I've often said that there is no such thing as pure evil on earth, because evil, by nature is non-creative, i.e. it always has to act as a parasite on that which is good. The Taliban seemed to be an exception to this, but lo and behold, they have vindicated themselves at least a little by issuing a decree, in northwest Pakistan, that bus drivers must cease and desist playing audio and video tapes in their buses because such entertainment is a “source of mental agony for pious people.” Wow – kinda makes me think of my experience every time I go into McDonald's or Old Navy and have to put up with rap lyrics, or Madonna, or any number of other forms of decadence. Or, for that matter, my experience at "guitar Masses". But these guys are serious! If the bus drivers don't follow their request, they will send suicide bombers out to enforce it. Whoa! You think it's too late to try this with Muzak?

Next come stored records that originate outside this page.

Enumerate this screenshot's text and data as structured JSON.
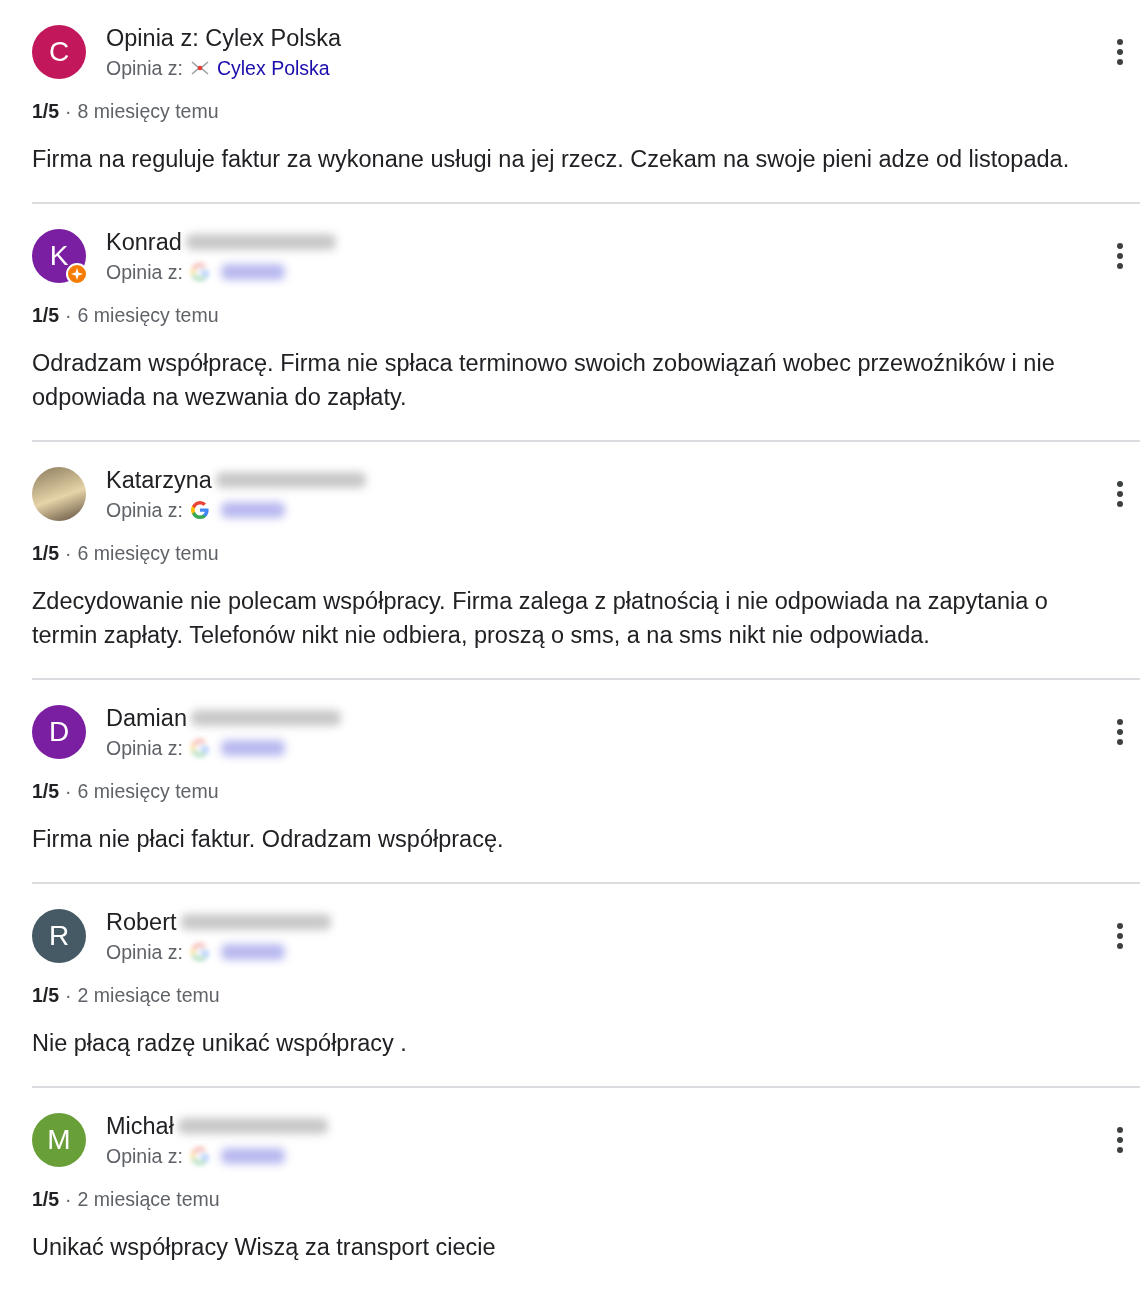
{
  "reviews": [
    {
      "avatar": {
        "kind": "letter",
        "letter": "C",
        "color": "#c2185b"
      },
      "name": "Opinia z: Cylex Polska",
      "source": {
        "label": "Opinia z:",
        "kind": "cylex",
        "name": "Cylex Polska"
      },
      "rating": "1/5",
      "separator": "·",
      "time": "8 miesięcy temu",
      "text": "Firma na reguluje faktur za wykonane usługi na jej rzecz. Czekam na swoje pieni adze od listopada."
    },
    {
      "avatar": {
        "kind": "letter",
        "letter": "K",
        "color": "#7b1fa2",
        "badge": true
      },
      "name": "Konrad",
      "surname_blurred": true,
      "source": {
        "label": "Opinia z:",
        "kind": "google",
        "blurred": true
      },
      "rating": "1/5",
      "separator": "·",
      "time": "6 miesięcy temu",
      "text": "Odradzam współpracę. Firma nie spłaca terminowo swoich zobowiązań wobec przewoźników i nie odpowiada na wezwania do zapłaty."
    },
    {
      "avatar": {
        "kind": "photo"
      },
      "name": "Katarzyna",
      "surname_blurred": true,
      "source": {
        "label": "Opinia z:",
        "kind": "google",
        "blurred": false
      },
      "rating": "1/5",
      "separator": "·",
      "time": "6 miesięcy temu",
      "text": "Zdecydowanie nie polecam współpracy. Firma zalega z płatnością i nie odpowiada na zapytania o termin zapłaty. Telefonów nikt nie odbiera, proszą o sms, a na sms nikt nie odpowiada."
    },
    {
      "avatar": {
        "kind": "letter",
        "letter": "D",
        "color": "#7b1fa2"
      },
      "name": "Damian",
      "surname_blurred": true,
      "source": {
        "label": "Opinia z:",
        "kind": "google",
        "blurred": true
      },
      "rating": "1/5",
      "separator": "·",
      "time": "6 miesięcy temu",
      "text": "Firma nie płaci faktur. Odradzam współpracę."
    },
    {
      "avatar": {
        "kind": "letter",
        "letter": "R",
        "color": "#455a64"
      },
      "name": "Robert",
      "surname_blurred": true,
      "source": {
        "label": "Opinia z:",
        "kind": "google",
        "blurred": true
      },
      "rating": "1/5",
      "separator": "·",
      "time": "2 miesiące temu",
      "text": "Nie płacą radzę unikać współpracy ."
    },
    {
      "avatar": {
        "kind": "letter",
        "letter": "M",
        "color": "#689f38"
      },
      "name": "Michał",
      "surname_blurred": true,
      "source": {
        "label": "Opinia z:",
        "kind": "google",
        "blurred": true
      },
      "rating": "1/5",
      "separator": "·",
      "time": "2 miesiące temu",
      "text": "Unikać współpracy Wiszą za transport ciecie"
    }
  ]
}
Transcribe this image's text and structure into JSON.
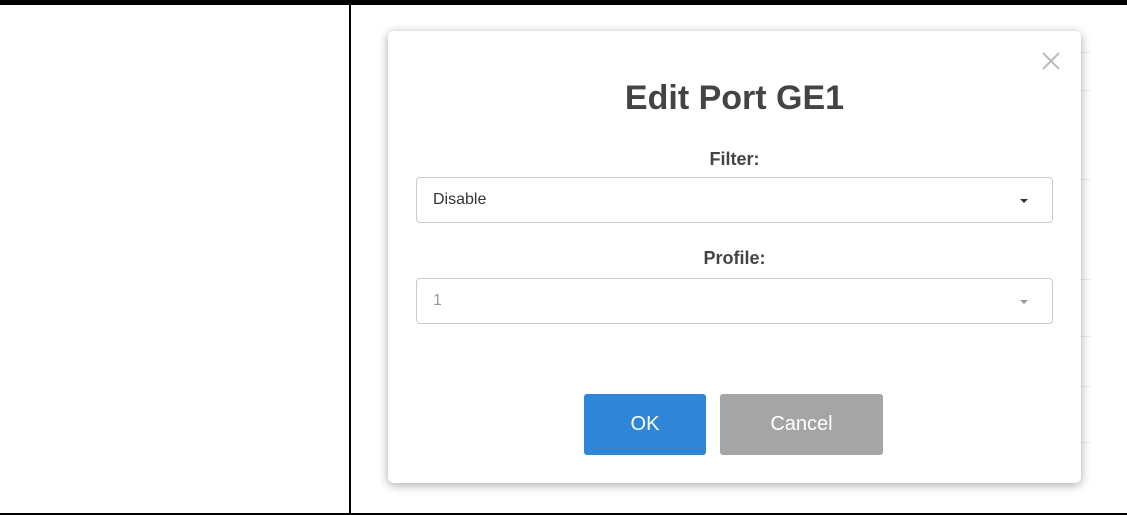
{
  "modal": {
    "title": "Edit Port GE1",
    "close_icon": "close-icon",
    "filter": {
      "label": "Filter:",
      "value": "Disable"
    },
    "profile": {
      "label": "Profile:",
      "value": "1"
    },
    "ok_label": "OK",
    "cancel_label": "Cancel"
  },
  "colors": {
    "ok_button": "#2f86d6",
    "cancel_button": "#a5a5a5",
    "title_text": "#444444"
  }
}
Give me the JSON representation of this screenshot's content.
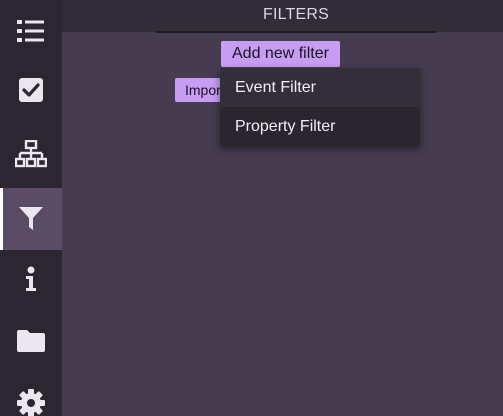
{
  "header": {
    "title": "FILTERS"
  },
  "sidebar": {
    "items": [
      {
        "icon": "list-icon"
      },
      {
        "icon": "checkbox-icon"
      },
      {
        "icon": "network-icon"
      },
      {
        "icon": "filter-icon",
        "active": true
      },
      {
        "icon": "info-icon"
      },
      {
        "icon": "folder-icon"
      },
      {
        "icon": "gear-icon"
      }
    ]
  },
  "main": {
    "add_filter_label": "Add new filter",
    "import_label": "Import"
  },
  "dropdown": {
    "items": [
      {
        "label": "Event Filter"
      },
      {
        "label": "Property Filter"
      }
    ]
  },
  "colors": {
    "accent": "#c79df4",
    "background": "#463c50",
    "sidebar": "#2b2631",
    "icon": "#ebe6f0"
  }
}
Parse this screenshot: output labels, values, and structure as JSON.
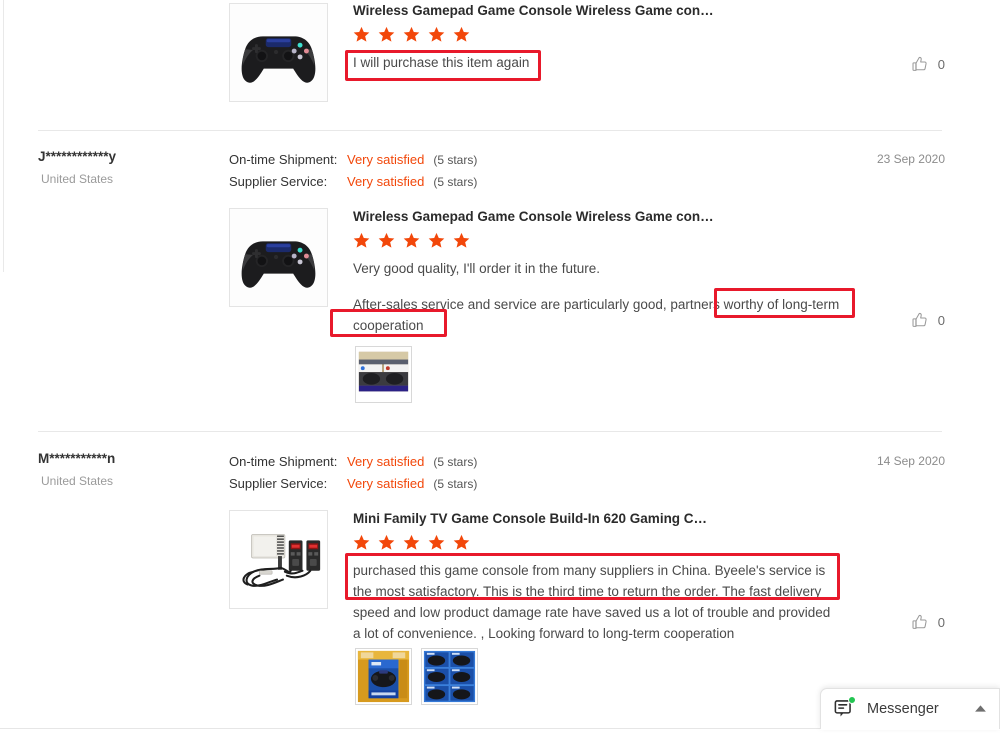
{
  "reviews": [
    {
      "id": "review-1",
      "reviewer": {
        "name": "",
        "country": ""
      },
      "date": "",
      "ratings": [],
      "product": {
        "title": "Wireless Gamepad Game Console Wireless Game con…",
        "stars": 5,
        "thumb_alt": "black-wireless-gamepad"
      },
      "paragraphs": [
        "I will purchase this item again"
      ],
      "photos": [],
      "like_count": "0"
    },
    {
      "id": "review-2",
      "reviewer": {
        "name": "J************y",
        "country": "United States"
      },
      "date": "23 Sep 2020",
      "ratings": [
        {
          "label": "On-time Shipment:",
          "value": "Very satisfied",
          "stars": "(5 stars)"
        },
        {
          "label": "Supplier Service:",
          "value": "Very satisfied",
          "stars": "(5 stars)"
        }
      ],
      "product": {
        "title": "Wireless Gamepad Game Console Wireless Game con…",
        "stars": 5,
        "thumb_alt": "black-wireless-gamepad"
      },
      "paragraphs": [
        "Very good quality, I'll order it in the future.",
        "After-sales service and service are particularly good, partners worthy of long-term cooperation"
      ],
      "photos": [
        "gamepad-packaging-photo"
      ],
      "like_count": "0"
    },
    {
      "id": "review-3",
      "reviewer": {
        "name": "M***********n",
        "country": "United States"
      },
      "date": "14 Sep 2020",
      "ratings": [
        {
          "label": "On-time Shipment:",
          "value": "Very satisfied",
          "stars": "(5 stars)"
        },
        {
          "label": "Supplier Service:",
          "value": "Very satisfied",
          "stars": "(5 stars)"
        }
      ],
      "product": {
        "title": "Mini Family TV Game Console Build-In 620 Gaming C…",
        "stars": 5,
        "thumb_alt": "mini-tv-game-console"
      },
      "paragraphs": [
        "purchased this game console from many suppliers in China. Byeele's service is the most satisfactory. This is the third time to return the order. The fast delivery speed and low product damage rate have saved us a lot of trouble and provided a lot of convenience. , Looking forward to long-term cooperation"
      ],
      "photos": [
        "gamepad-box-front-photo",
        "gamepad-boxes-stacked-photo"
      ],
      "like_count": "0"
    }
  ],
  "annotations": {
    "box1_text": "I will purchase this item again",
    "box2_text": "worthy of long-term",
    "box3_text": "cooperation",
    "box4_text": "purchased this game console from many suppliers in China. Byeele's service is the most satisfactory. This is the third time to return the order. The fast delivery spe"
  },
  "messenger": {
    "label": "Messenger",
    "status": "online",
    "caret": "▲"
  },
  "colors": {
    "star": "#f2470a",
    "rating_value": "#f2470a",
    "annotation": "#e8192b",
    "online_dot": "#23c552"
  },
  "icons": {
    "thumbs_up": "thumbs-up-icon",
    "messenger": "messenger-chat-icon",
    "star": "star-icon",
    "caret": "chevron-up-icon"
  }
}
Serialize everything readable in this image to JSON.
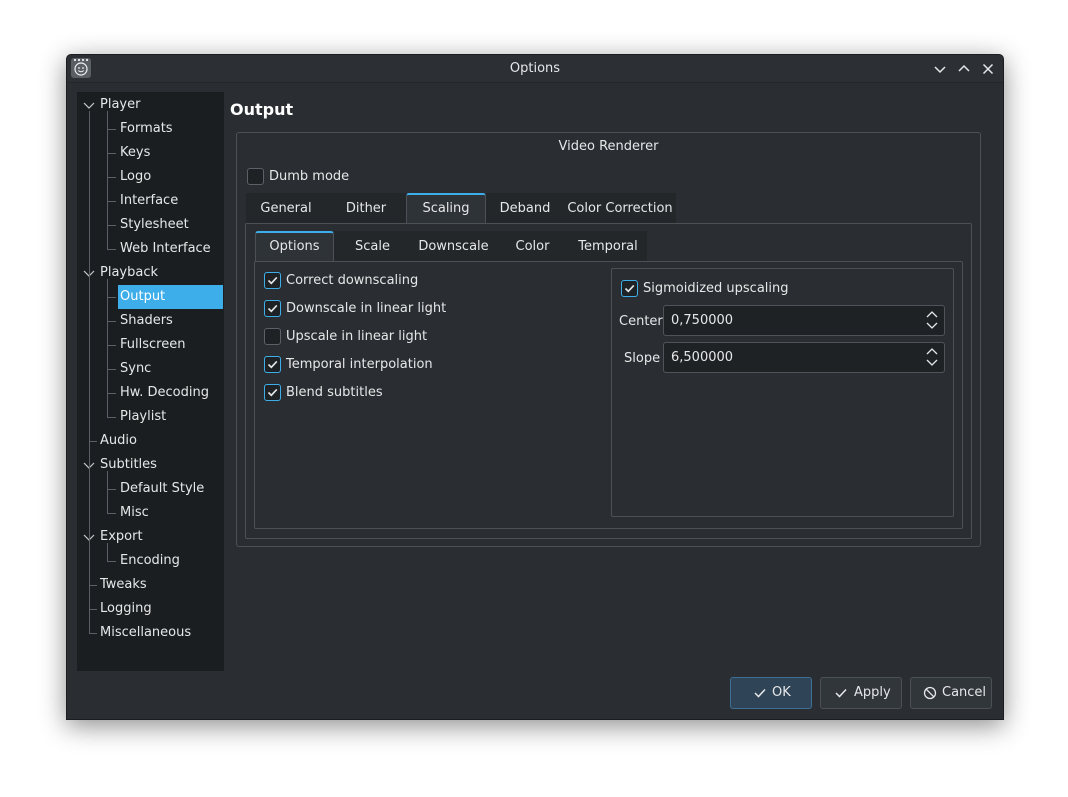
{
  "window": {
    "title": "Options"
  },
  "titlebar_icons": {
    "app": "smiley-app-icon",
    "minimize": "chevron-down-icon",
    "maximize": "chevron-up-icon",
    "close": "close-icon"
  },
  "sidebar": {
    "items": [
      {
        "label": "Player",
        "level": 0,
        "expanded": true
      },
      {
        "label": "Formats",
        "level": 1
      },
      {
        "label": "Keys",
        "level": 1
      },
      {
        "label": "Logo",
        "level": 1
      },
      {
        "label": "Interface",
        "level": 1
      },
      {
        "label": "Stylesheet",
        "level": 1
      },
      {
        "label": "Web Interface",
        "level": 1
      },
      {
        "label": "Playback",
        "level": 0,
        "expanded": true
      },
      {
        "label": "Output",
        "level": 1,
        "selected": true
      },
      {
        "label": "Shaders",
        "level": 1
      },
      {
        "label": "Fullscreen",
        "level": 1
      },
      {
        "label": "Sync",
        "level": 1
      },
      {
        "label": "Hw. Decoding",
        "level": 1
      },
      {
        "label": "Playlist",
        "level": 1
      },
      {
        "label": "Audio",
        "level": 0
      },
      {
        "label": "Subtitles",
        "level": 0,
        "expanded": true
      },
      {
        "label": "Default Style",
        "level": 1
      },
      {
        "label": "Misc",
        "level": 1
      },
      {
        "label": "Export",
        "level": 0,
        "expanded": true
      },
      {
        "label": "Encoding",
        "level": 1
      },
      {
        "label": "Tweaks",
        "level": 0
      },
      {
        "label": "Logging",
        "level": 0
      },
      {
        "label": "Miscellaneous",
        "level": 0
      }
    ]
  },
  "main": {
    "title": "Output",
    "group_title": "Video Renderer",
    "dumb_mode": {
      "label": "Dumb mode",
      "checked": false
    },
    "tabs": [
      {
        "label": "General"
      },
      {
        "label": "Dither"
      },
      {
        "label": "Scaling",
        "active": true
      },
      {
        "label": "Deband"
      },
      {
        "label": "Color Correction"
      }
    ],
    "subtabs": [
      {
        "label": "Options",
        "active": true
      },
      {
        "label": "Scale"
      },
      {
        "label": "Downscale"
      },
      {
        "label": "Color"
      },
      {
        "label": "Temporal"
      }
    ],
    "options": [
      {
        "label": "Correct downscaling",
        "checked": true
      },
      {
        "label": "Downscale in linear light",
        "checked": true
      },
      {
        "label": "Upscale in linear light",
        "checked": false
      },
      {
        "label": "Temporal interpolation",
        "checked": true
      },
      {
        "label": "Blend subtitles",
        "checked": true
      }
    ],
    "sigmoid": {
      "label": "Sigmoidized upscaling",
      "checked": true,
      "center_label": "Center",
      "center_value": "0,750000",
      "slope_label": "Slope",
      "slope_value": "6,500000"
    }
  },
  "buttons": {
    "ok": "OK",
    "apply": "Apply",
    "cancel": "Cancel"
  },
  "colors": {
    "accent": "#3daee9",
    "window_bg": "#2a2e32",
    "sidebar_bg": "#1b1e20"
  }
}
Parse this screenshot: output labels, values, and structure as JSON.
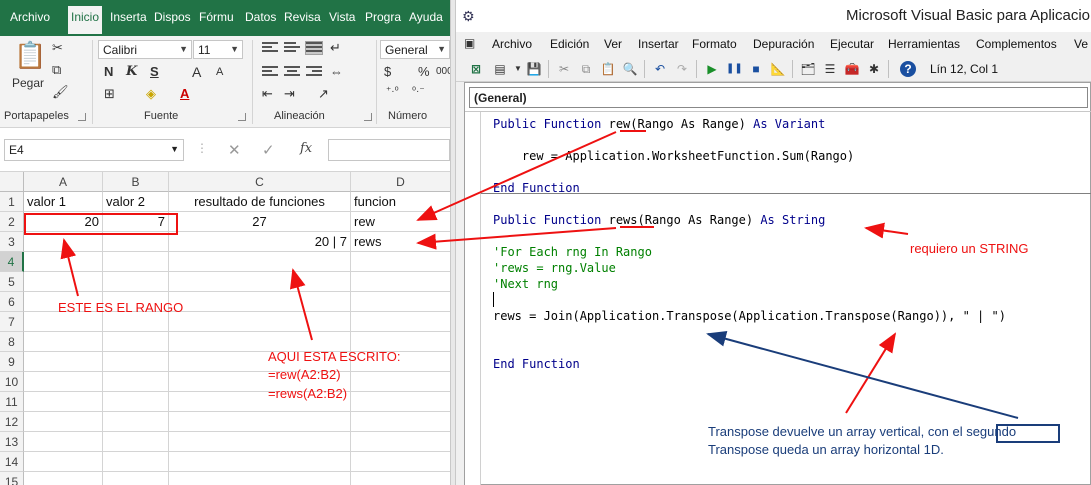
{
  "excel": {
    "tabs": [
      "Archivo",
      "Inicio",
      "Inserta",
      "Dispos",
      "Fórmu",
      "Datos",
      "Revisa",
      "Vista",
      "Progra",
      "Ayuda"
    ],
    "ribbon": {
      "clipboard": {
        "paste_label": "Pegar",
        "group_label": "Portapapeles"
      },
      "font": {
        "font_name": "Calibri",
        "font_size": "11",
        "bold": "N",
        "italic": "K",
        "underline": "S",
        "grow": "A",
        "shrink": "A",
        "group_label": "Fuente"
      },
      "alignment": {
        "group_label": "Alineación"
      },
      "number": {
        "format": "General",
        "percent": "%",
        "thousands": "000",
        "group_label": "Número"
      }
    },
    "name_box": "E4",
    "formula_icons": {
      "cancel": "✕",
      "confirm": "✓",
      "fx": "fx"
    },
    "columns": [
      "A",
      "B",
      "C",
      "D"
    ],
    "rows": [
      {
        "n": "1",
        "A": "valor 1",
        "B": "valor 2",
        "C": "resultado de funciones",
        "D": "funcion"
      },
      {
        "n": "2",
        "A": "20",
        "B": "7",
        "C": "27",
        "D": "rew"
      },
      {
        "n": "3",
        "A": "",
        "B": "",
        "C": "20 | 7",
        "D": "rews"
      },
      {
        "n": "4"
      },
      {
        "n": "5"
      },
      {
        "n": "6"
      },
      {
        "n": "7"
      },
      {
        "n": "8"
      },
      {
        "n": "9"
      },
      {
        "n": "10"
      },
      {
        "n": "11"
      },
      {
        "n": "12"
      },
      {
        "n": "13"
      },
      {
        "n": "14"
      },
      {
        "n": "15"
      }
    ],
    "annotations": {
      "range_label": "ESTE ES EL RANGO",
      "written_1": "AQUI ESTA ESCRITO:",
      "written_2": "=rew(A2:B2)",
      "written_3": "=rews(A2:B2)"
    }
  },
  "vbe": {
    "title": "Microsoft Visual Basic para Aplicaciones",
    "menu": [
      "Archivo",
      "Edición",
      "Ver",
      "Insertar",
      "Formato",
      "Depuración",
      "Ejecutar",
      "Herramientas",
      "Complementos",
      "Ve"
    ],
    "position": "Lín 12, Col 1",
    "object_combo": "(General)",
    "code": {
      "l1_kw1": "Public Function ",
      "l1_name": "rew",
      "l1_rest": "(Rango As Range) ",
      "l1_kw2": "As Variant",
      "l2": "    rew = Application.WorksheetFunction.Sum(Rango)",
      "l3": "End Function",
      "l4_kw1": "Public Function ",
      "l4_name": "rews",
      "l4_rest": "(Rango As Range) ",
      "l4_kw2": "As String",
      "c1": "'For Each rng In Rango",
      "c2": "'rews = rng.Value",
      "c3": "'Next rng",
      "l5": "rews = Join(Application.Transpose(Application.Transpose(Rango)), \" | \")",
      "l6": "End Function"
    },
    "annotations": {
      "string_note": "requiero un STRING",
      "transpose_1": "Transpose devuelve un array vertical, con el segundo",
      "transpose_2": "Transpose queda un array horizontal 1D."
    }
  },
  "colors": {
    "excel_green": "#217346",
    "annotation_red": "#e11111",
    "annotation_blue": "#1a3d7a"
  }
}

How Do I Get To Carnegie Hall?

I've commented before that the world's economic woes actually seemed to be genuine once they started impacting the high-end art market. Now it's Carnegie Hall's (the one in New York) turn, and the management there has been forced to cut back. The problem is a decline in individual, vs. corporate, giving. Big surprise! But even some of the large corporations are not necessarily a done deal for the future. And as to individuals – well, it just goes to show that major cultural venues can't stay afloat on the donations of fat cats alone; they need the little people to chip in as well. This, in a funny kind of way, is a confirmation of the basic democratic idea, but in an unexpected context. The rich can build mansions, buy airplanes, yachts, furs, jewelry... travel to exotic destinations... have a permanent chair in the Monte Carlo casino... but they can't keep high culture going all by themselves. What might appear to the casual observer to be a plaything of the elite (if you read the society pages as to all the “benefits” and “galas”) turns out not to be – at least not entirely. The average schmuck who saves his pennies to buy concert tickets – the forgotten man – is just as important. I find this encouraging – even if it's not such good news for Carnegie Hall.